1, 2, 3 parents (15 février 2019)

Il faut que je vous fasse un aveu. Je n’aime pas les formulaires. Et encore moins depuis qu’ils sont en ligne.

Depuis des mois, le site administratif d’obtention d’une carte grise pour la voiture numéro 2 de notre famille, acquise d’occasion en novembre, nous balade. Tous les prétextes semblent bons pour nous retoquer, nous renvoyer à la case départ. L’air de rien, s’approche la date où sera exigée un nouveau et coûteux contrôle technique du vieux véhicule.

En 2019, l’obtention d’une carte grise dans des délais corrects exige d’être un homo sapiens augmenté. Au téléphone, un fonctionnaire serviable nous a avoué  qu’il comprenait mal la procédure qu’il est censé expliquer. Kafka n’est pas loin. Et nous ne sommes pas seuls.

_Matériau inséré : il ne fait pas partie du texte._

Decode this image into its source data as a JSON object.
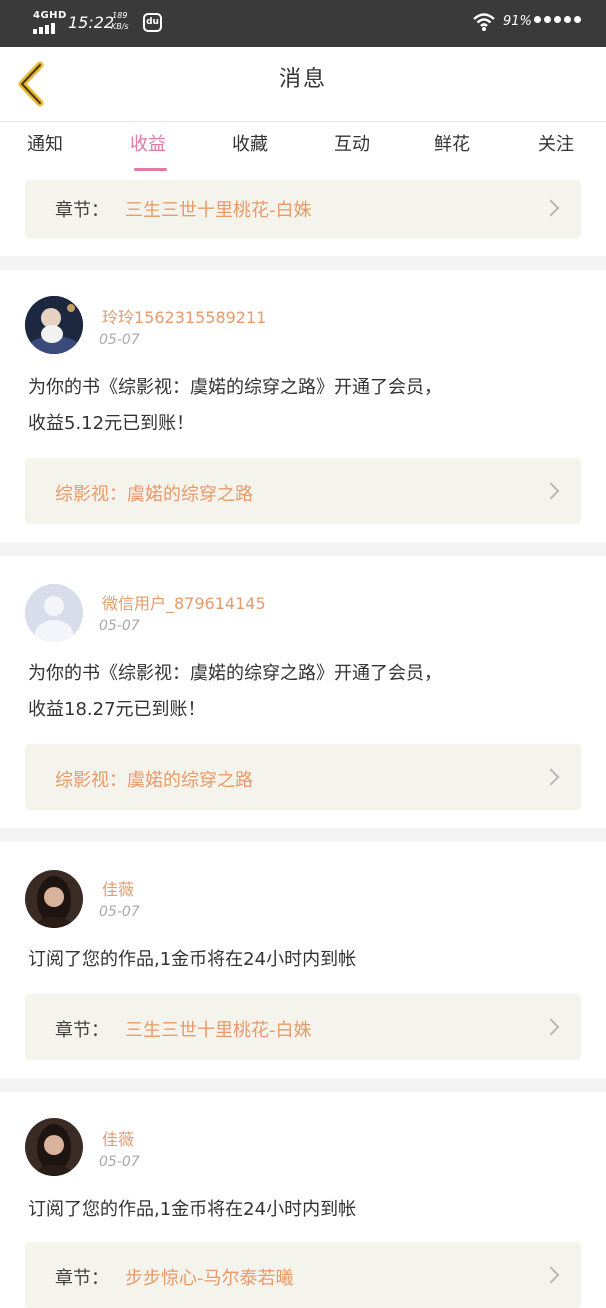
{
  "status": {
    "network": "4GHD",
    "time": "15:22",
    "speed_value": "189",
    "speed_unit": "KB/s",
    "battery": "91%",
    "app_icon_text": "du"
  },
  "header": {
    "title": "消息",
    "back_icon": "chevron-left-icon",
    "accent_color": "#e8b832"
  },
  "tabs": [
    "通知",
    "收益",
    "收藏",
    "互动",
    "鲜花",
    "关注"
  ],
  "active_tab": "收益",
  "colors": {
    "accent": "#e07aa6",
    "orange": "#e89a6a",
    "card_bg": "#f5f4ec"
  },
  "top_card": {
    "label": "章节：",
    "value": "三生三世十里桃花-白姝"
  },
  "messages": [
    {
      "username": "玲玲15623155892​11",
      "date": "05-07",
      "text_line1": "为你的书《综影视：虞婼的综穿之路》开通了会员，",
      "text_line2": "收益5.12元已到账！",
      "book": "综影视：虞婼的综穿之路"
    },
    {
      "username": "微信用户_879614145",
      "date": "05-07",
      "text_line1": "为你的书《综影视：虞婼的综穿之路》开通了会员，",
      "text_line2": "收益18.27元已到账！",
      "book": "综影视：虞婼的综穿之路"
    },
    {
      "username": "佳薇",
      "date": "05-07",
      "text": "订阅了您的作品,1金币将在24小时内到帐",
      "label": "章节：",
      "chapter": "三生三世十里桃花-白姝"
    },
    {
      "username": "佳薇",
      "date": "05-07",
      "text": "订阅了您的作品,1金币将在24小时内到帐",
      "label": "章节：",
      "chapter": "步步惊心-马尔泰若曦"
    }
  ]
}
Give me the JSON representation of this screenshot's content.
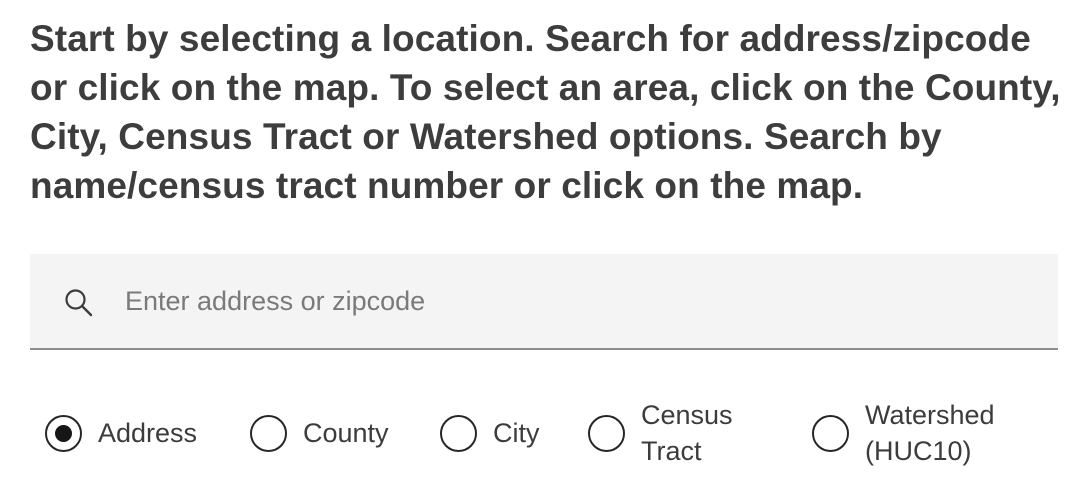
{
  "instructions": {
    "text": "Start by selecting a location. Search for address/zipcode or click on the map. To select an area, click on the County, City, Census Tract or Watershed options. Search by name/census tract number or click on the map."
  },
  "search": {
    "icon": "search-icon",
    "placeholder": "Enter address or zipcode",
    "value": ""
  },
  "location_types": {
    "selected": "Address",
    "options": [
      {
        "label": "Address",
        "selected": true
      },
      {
        "label": "County",
        "selected": false
      },
      {
        "label": "City",
        "selected": false
      },
      {
        "label": "Census Tract",
        "selected": false
      },
      {
        "label": "Watershed (HUC10)",
        "selected": false
      }
    ]
  }
}
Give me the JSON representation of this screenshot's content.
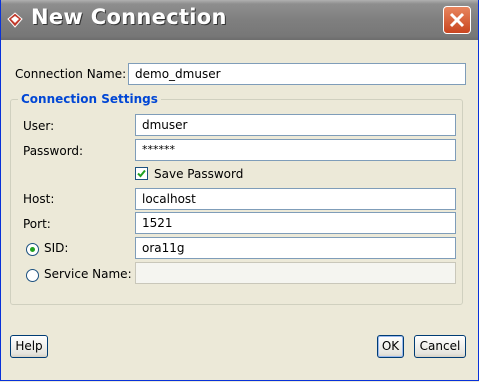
{
  "window": {
    "title": "New Connection"
  },
  "connection_name": {
    "label": "Connection Name:",
    "value": "demo_dmuser"
  },
  "settings": {
    "title": "Connection Settings",
    "user": {
      "label": "User:",
      "value": "dmuser"
    },
    "password": {
      "label": "Password:",
      "value": "******"
    },
    "save_password": {
      "label": "Save Password",
      "checked": true
    },
    "host": {
      "label": "Host:",
      "value": "localhost"
    },
    "port": {
      "label": "Port:",
      "value": "1521"
    },
    "sid": {
      "label": "SID:",
      "value": "ora11g",
      "selected": true
    },
    "service_name": {
      "label": "Service Name:",
      "value": "",
      "selected": false
    }
  },
  "buttons": {
    "help": "Help",
    "ok": "OK",
    "cancel": "Cancel"
  },
  "icons": {
    "app": "oracle-diamond-icon",
    "close": "close-icon",
    "check": "checkmark-icon"
  },
  "colors": {
    "accent": "#0046d5",
    "close": "#c9451f",
    "radio_dot": "#21a121"
  }
}
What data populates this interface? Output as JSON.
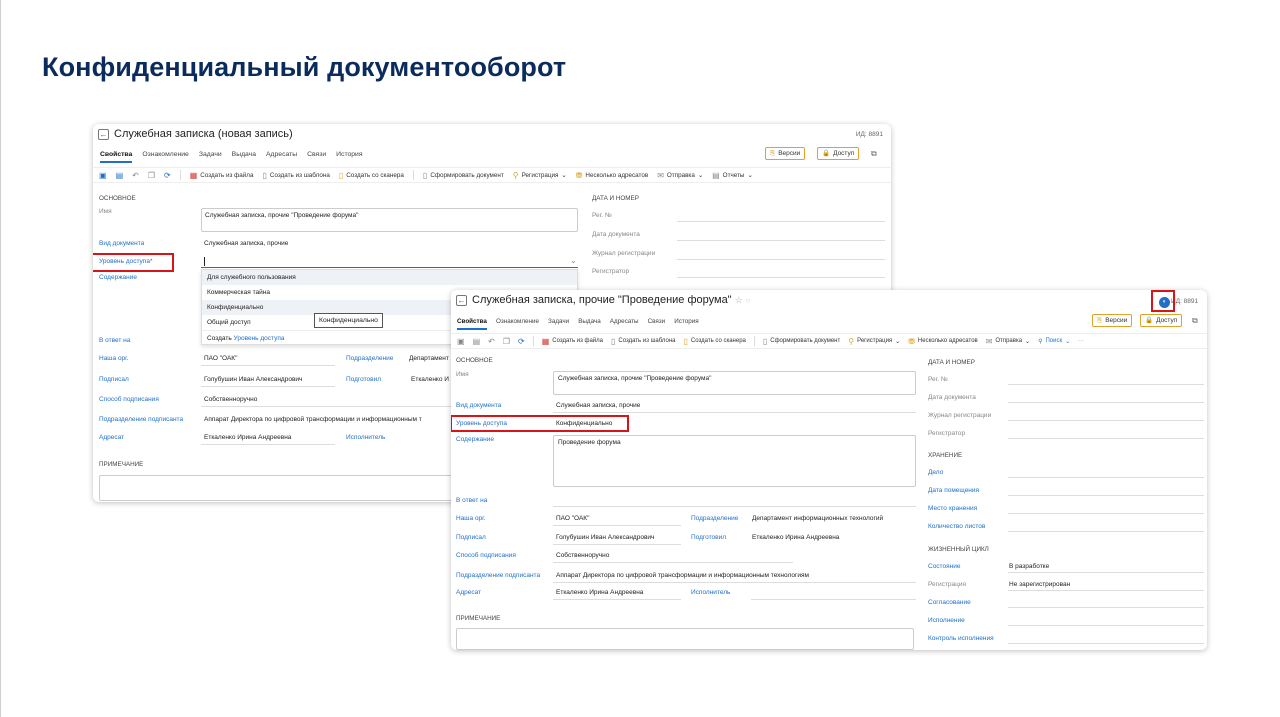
{
  "slide": {
    "title": "Конфиденциальный документооборот"
  },
  "card1": {
    "title": "Служебная записка (новая запись)",
    "id_label": "ИД: 8891",
    "tabs": [
      "Свойства",
      "Ознакомление",
      "Задачи",
      "Выдача",
      "Адресаты",
      "Связи",
      "История"
    ],
    "btn_versions": "Версии",
    "btn_access": "Доступ",
    "toolbar": [
      "Создать из файла",
      "Создать из шаблона",
      "Создать со сканера",
      "Сформировать документ",
      "Регистрация",
      "Несколько адресатов",
      "Отправка",
      "Отчеты"
    ],
    "section_main": "ОСНОВНОЕ",
    "section_date": "ДАТА И НОМЕР",
    "section_note": "ПРИМЕЧАНИЕ",
    "labels": {
      "name": "Имя",
      "doc_type": "Вид документа",
      "access_level": "Уровень доступа",
      "access_star": "*",
      "content": "Содержание",
      "reply_to": "В ответ на",
      "our_org": "Наша орг.",
      "signed": "Подписал",
      "sign_method": "Способ подписания",
      "sign_dept": "Подразделение подписанта",
      "addressee": "Адресат",
      "dept": "Подразделение",
      "prepared": "Подготовил",
      "executor": "Исполнитель",
      "reg_no": "Рег. №",
      "doc_date": "Дата документа",
      "reg_journal": "Журнал регистрации",
      "registrar": "Регистратор"
    },
    "values": {
      "name": "Служебная записка, прочие \"Проведение форума\"",
      "doc_type": "Служебная записка, прочие",
      "our_org": "ПАО \"ОАК\"",
      "dept": "Департамент",
      "signed": "Голубушин Иван Александрович",
      "prepared": "Еткаленко И",
      "sign_method": "Собственноручно",
      "sign_dept": "Аппарат Директора по цифровой трансформации и информационным т",
      "addressee": "Еткаленко Ирина Андреевна"
    },
    "dropdown": {
      "items": [
        "Для служебного пользования",
        "Коммерческая тайна",
        "Конфиденциально",
        "Общий доступ"
      ],
      "create_prefix": "Создать ",
      "create_link": "Уровень доступа",
      "tooltip": "Конфиденциально"
    }
  },
  "card2": {
    "title": "Служебная записка, прочие \"Проведение форума\"",
    "star": "☆",
    "id_label": "ИД: 8891",
    "tabs": [
      "Свойства",
      "Ознакомление",
      "Задачи",
      "Выдача",
      "Адресаты",
      "Связи",
      "История"
    ],
    "btn_versions": "Версии",
    "btn_access": "Доступ",
    "toolbar": [
      "Создать из файла",
      "Создать из шаблона",
      "Создать со сканера",
      "Сформировать документ",
      "Регистрация",
      "Несколько адресатов",
      "Отправка",
      "Поиск",
      "···"
    ],
    "section_main": "ОСНОВНОЕ",
    "section_date": "ДАТА И НОМЕР",
    "section_storage": "ХРАНЕНИЕ",
    "section_life": "ЖИЗНЕННЫЙ ЦИКЛ",
    "section_note": "ПРИМЕЧАНИЕ",
    "labels": {
      "name": "Имя",
      "doc_type": "Вид документа",
      "access_level": "Уровень доступа",
      "content": "Содержание",
      "reply_to": "В ответ на",
      "our_org": "Наша орг.",
      "signed": "Подписал",
      "sign_method": "Способ подписания",
      "sign_dept": "Подразделение подписанта",
      "addressee": "Адресат",
      "dept": "Подразделение",
      "prepared": "Подготовил",
      "executor": "Исполнитель",
      "reg_no": "Рег. №",
      "doc_date": "Дата документа",
      "reg_journal": "Журнал регистрации",
      "registrar": "Регистратор",
      "case": "Дело",
      "placed_date": "Дата помещения",
      "storage_place": "Место хранения",
      "sheets": "Количество листов",
      "state": "Состояние",
      "registration": "Регистрация",
      "approval": "Согласование",
      "execution": "Исполнение",
      "exec_control": "Контроль исполнения"
    },
    "values": {
      "name": "Служебная записка, прочие \"Проведение форума\"",
      "doc_type": "Служебная записка, прочие",
      "access_level": "Конфиденциально",
      "content": "Проведение форума",
      "our_org": "ПАО \"ОАК\"",
      "dept": "Департамент информационных технологий",
      "signed": "Голубушин Иван Александрович",
      "prepared": "Еткаленко Ирина Андреевна",
      "sign_method": "Собственноручно",
      "sign_dept": "Аппарат Директора по цифровой трансформации и информационным технологиям",
      "addressee": "Еткаленко Ирина Андреевна",
      "state": "В разработке",
      "registration": "Не зарегистрирован"
    }
  },
  "colors": {
    "title": "#0b2b5c",
    "link": "#1f6fc9",
    "highlight": "#d8141a",
    "accent_btn": "#e0a32a"
  }
}
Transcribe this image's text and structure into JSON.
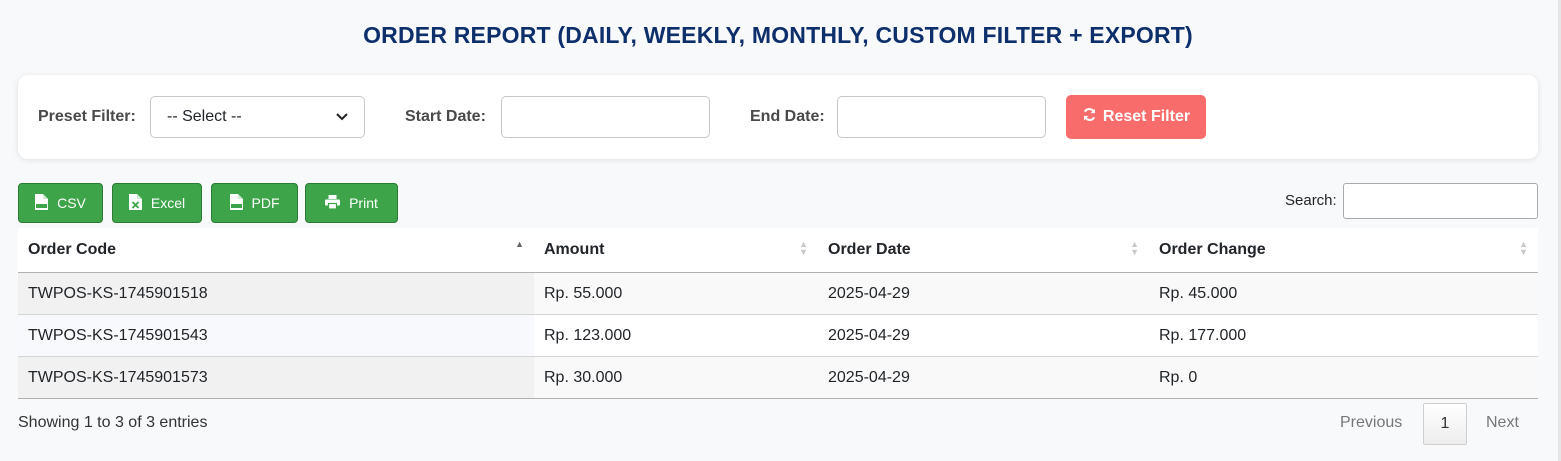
{
  "title": "ORDER REPORT (DAILY, WEEKLY, MONTHLY, CUSTOM FILTER + EXPORT)",
  "filters": {
    "preset_label": "Preset Filter:",
    "preset_value": "-- Select --",
    "start_label": "Start Date:",
    "start_value": "",
    "end_label": "End Date:",
    "end_value": "",
    "reset_label": "Reset Filter"
  },
  "export": {
    "csv": "CSV",
    "excel": "Excel",
    "pdf": "PDF",
    "print": "Print"
  },
  "search": {
    "label": "Search:",
    "value": ""
  },
  "table": {
    "columns": [
      "Order Code",
      "Amount",
      "Order Date",
      "Order Change"
    ],
    "rows": [
      [
        "TWPOS-KS-1745901518",
        "Rp. 55.000",
        "2025-04-29",
        "Rp. 45.000"
      ],
      [
        "TWPOS-KS-1745901543",
        "Rp. 123.000",
        "2025-04-29",
        "Rp. 177.000"
      ],
      [
        "TWPOS-KS-1745901573",
        "Rp. 30.000",
        "2025-04-29",
        "Rp. 0"
      ]
    ]
  },
  "footer": {
    "info": "Showing 1 to 3 of 3 entries",
    "previous": "Previous",
    "current_page": "1",
    "next": "Next"
  },
  "colors": {
    "title": "#0d2f6b",
    "export_green": "#3ea44a",
    "reset_red": "#f86c6b"
  }
}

Des millions de Français peinent devant ces formulaires en ligne inhumains.

Faute de matière grise pour obtenir notre carte, nous hésitions ma femme et moi entre phobie administrative et rébellion, en mode Gilets jaunes… Puis j’ai retrouvé le sketch génial des Inconnus sur les langages hermétiques. On s’y croirait ! Rire aide à survivre. On se console de ses malheurs par ceux des autres…

Or, voilà que l’Assemblée nationale ose en rajouter. L’amendement kafkaïen qu’elle vient de voter touche à l’intime. L’Éducation nationale se voit imposer un dogme LGBT à propos des parents d’élèves : « Chaque formulaire administratif qui leur est destiné fait mention d’un parent 1 et d’un parent 2. » C’est l’effacement des mots père et mère qu’on nous avait juré ne jamais nous infliger à l’époque du mariage homosexuel. Le militant Jean-Luc Romero a vite effacé son tweet de 2013 sur ce sujet : « Qu’on cesse de dire que père et mère seront remplacés par parent 1 et parent 2, c’est totalement faux ». Eh bien on y est ! Mais qui me dira si je suis parent 1 ou 2 ? Va-t-on nous hiérarchiser pour mieux nous neutraliser ? Et pourquoi pas parents 3 ou plus au fil des recompositions ?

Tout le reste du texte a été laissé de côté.